Collaboration Challenges

Poor data management reduces collaboration between teams, leading to missed innovation opportunities, project delays, and poor customer outcomes.
Companies can boost their productivity by 25% by improving collaboration, and organizations that fail to collaborate effectively may lose significant revenue growth potential.

According to various studies, poor data management and inefficiencies can lead to trillions of losses annually globally. Specific losses for individual companies depend on their size, industry, and data management practices, but even mid-sized businesses can face losses in the millions of dollars each year.

The Solution: Building an Enterprise Data Catalog

Many noted tools address data cataloging challenges by leveraging a structured approach that incorporates communities, domains, assets, workflows, and more. It is about breaking down a complex problem into smaller units of work. In a massive company with Billions of dollars revenue and based on the number of product lines that they have, cataloging could be at each product line level. In a smaller organization with less number of product lines with say $100 Million dollar revenue, it could be done at Enterprise subject area level like customer, product, transactions, etc.

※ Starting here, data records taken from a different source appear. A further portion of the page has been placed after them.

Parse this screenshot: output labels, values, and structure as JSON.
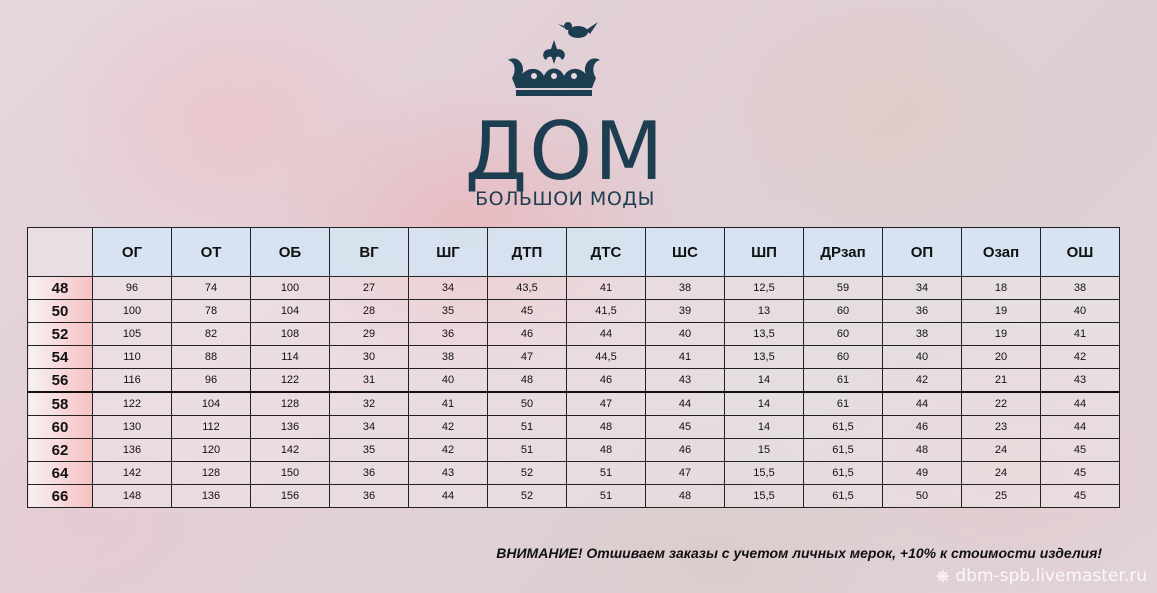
{
  "logo": {
    "title": "ДОМ",
    "subtitle": "БОЛЬШОИ МОДЫ",
    "icon": "crown-bird-icon"
  },
  "table": {
    "headers": [
      "ОГ",
      "ОТ",
      "ОБ",
      "ВГ",
      "ШГ",
      "ДТП",
      "ДТС",
      "ШС",
      "ШП",
      "ДРзап",
      "ОП",
      "Озап",
      "ОШ"
    ],
    "rows": [
      {
        "size": "48",
        "values": [
          "96",
          "74",
          "100",
          "27",
          "34",
          "43,5",
          "41",
          "38",
          "12,5",
          "59",
          "34",
          "18",
          "38"
        ]
      },
      {
        "size": "50",
        "values": [
          "100",
          "78",
          "104",
          "28",
          "35",
          "45",
          "41,5",
          "39",
          "13",
          "60",
          "36",
          "19",
          "40"
        ]
      },
      {
        "size": "52",
        "values": [
          "105",
          "82",
          "108",
          "29",
          "36",
          "46",
          "44",
          "40",
          "13,5",
          "60",
          "38",
          "19",
          "41"
        ]
      },
      {
        "size": "54",
        "values": [
          "110",
          "88",
          "114",
          "30",
          "38",
          "47",
          "44,5",
          "41",
          "13,5",
          "60",
          "40",
          "20",
          "42"
        ]
      },
      {
        "size": "56",
        "values": [
          "116",
          "96",
          "122",
          "31",
          "40",
          "48",
          "46",
          "43",
          "14",
          "61",
          "42",
          "21",
          "43"
        ]
      },
      {
        "size": "58",
        "values": [
          "122",
          "104",
          "128",
          "32",
          "41",
          "50",
          "47",
          "44",
          "14",
          "61",
          "44",
          "22",
          "44"
        ]
      },
      {
        "size": "60",
        "values": [
          "130",
          "112",
          "136",
          "34",
          "42",
          "51",
          "48",
          "45",
          "14",
          "61,5",
          "46",
          "23",
          "44"
        ]
      },
      {
        "size": "62",
        "values": [
          "136",
          "120",
          "142",
          "35",
          "42",
          "51",
          "48",
          "46",
          "15",
          "61,5",
          "48",
          "24",
          "45"
        ]
      },
      {
        "size": "64",
        "values": [
          "142",
          "128",
          "150",
          "36",
          "43",
          "52",
          "51",
          "47",
          "15,5",
          "61,5",
          "49",
          "24",
          "45"
        ]
      },
      {
        "size": "66",
        "values": [
          "148",
          "136",
          "156",
          "36",
          "44",
          "52",
          "51",
          "48",
          "15,5",
          "61,5",
          "50",
          "25",
          "45"
        ]
      }
    ]
  },
  "notice": "ВНИМАНИЕ! Отшиваем заказы с учетом личных мерок, +10% к стоимости изделия!",
  "watermark": {
    "icon": "snowflake-icon",
    "text": "dbm-spb.livemaster.ru"
  },
  "colors": {
    "logo": "#1d3d50",
    "header_bg": "#d6e4f2",
    "size_col_accent": "#fabebe"
  }
}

However, the problem is tackled, here is a common approach. 

Data Catalog ComponentsExplained by: Aparajeeta Das

Setup Communities for Collaboration

We create communities with a committee, where stakeholders such as data stewards, analysts, and business users can collaborate. These communities help align data definitions, governance practices, and ensure that everyone has a shared understanding of data assets. By promoting communication and transparency, decision makers can have access to approved metrics set globally at the enterprise level rather than at a data siloed level. A centralized portal for Data Governance, itself, can be very useful for collaborations. 

Domains or Subject Areas for Organized Data Governance

We can set up subject areas based on the business functions like finance, marketing, or HR that are associated with particular data assets. This domain-centric approach helps organize data by business function, making it easier to govern and manage. Data stewards and owners can focus on their specific domains or subject areas, ensuring that data is well-governed, compliant, and high-quality.

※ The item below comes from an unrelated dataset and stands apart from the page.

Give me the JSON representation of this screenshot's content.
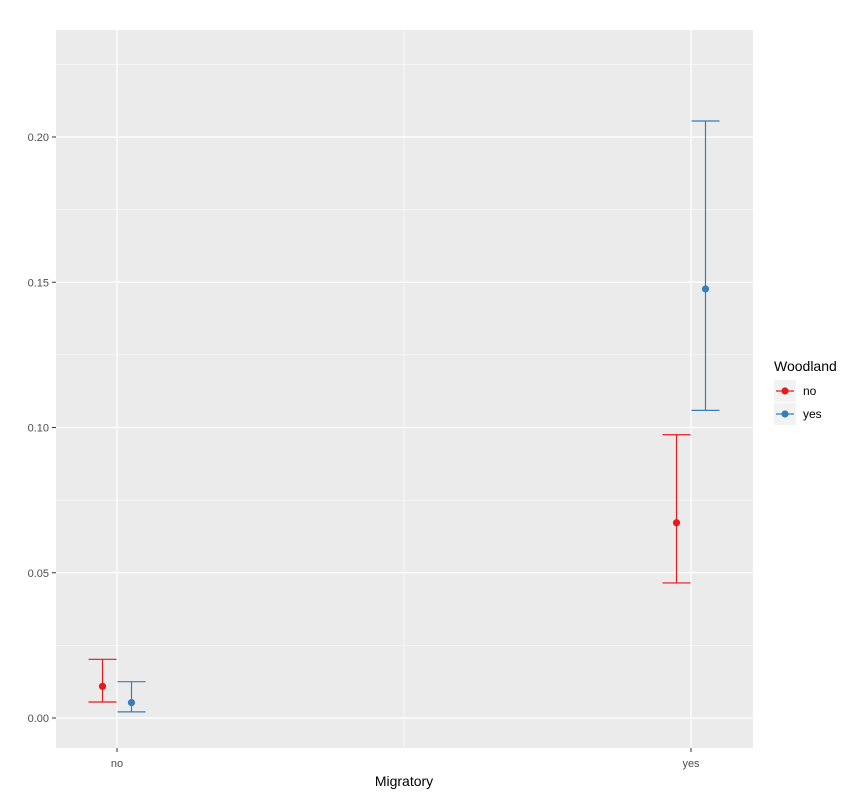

Assets or Artifacts for Data Discovery and Management

We set up data assets like a data catalog, which organizes these assets with rich metadata, allowing users to quickly discover and understand their data. By tagging assets with key attributes, such as quality, compliance, and usage, it helps users easily locate and access the data they need, improving efficiency and decision-making. 

Processes or workflow for Data Stewardship and Governance

We then streamline approval processes for data change management for data governance and stewardship. These workflows enable automated processes for managing data quality, ensuring compliance, and tracking changes in data assets. For example, when new data is ingested, workflows can trigger automatic checks for data quality or initiate approval processes for data access. Or additions of a KPI in a subject area must go through approval via an automated workflow for inclusions with a change log. 

Leverage AI for Metrics classification, cleansing or labeling 

Assets must be accurately described. Gen AI can do a great job here. The AI also can help identify relationships between assets, providing a clearer understanding of how data is connected across domains.

Conclusion

As organizations grow and collect more data, a mature data catalog scales to handle increased volumes. Whether it’s adding new domains, managing more assets, or supporting additional workflows, an organized approach is set to scale with an organization’s data needs while maintaining governance and quality standards.

A trusted data catalog can be achieved for sure, and we would rather do this sooner than later. It will not only reduce OPEX but also reduce organizational stress, paving its path to creative endless growth.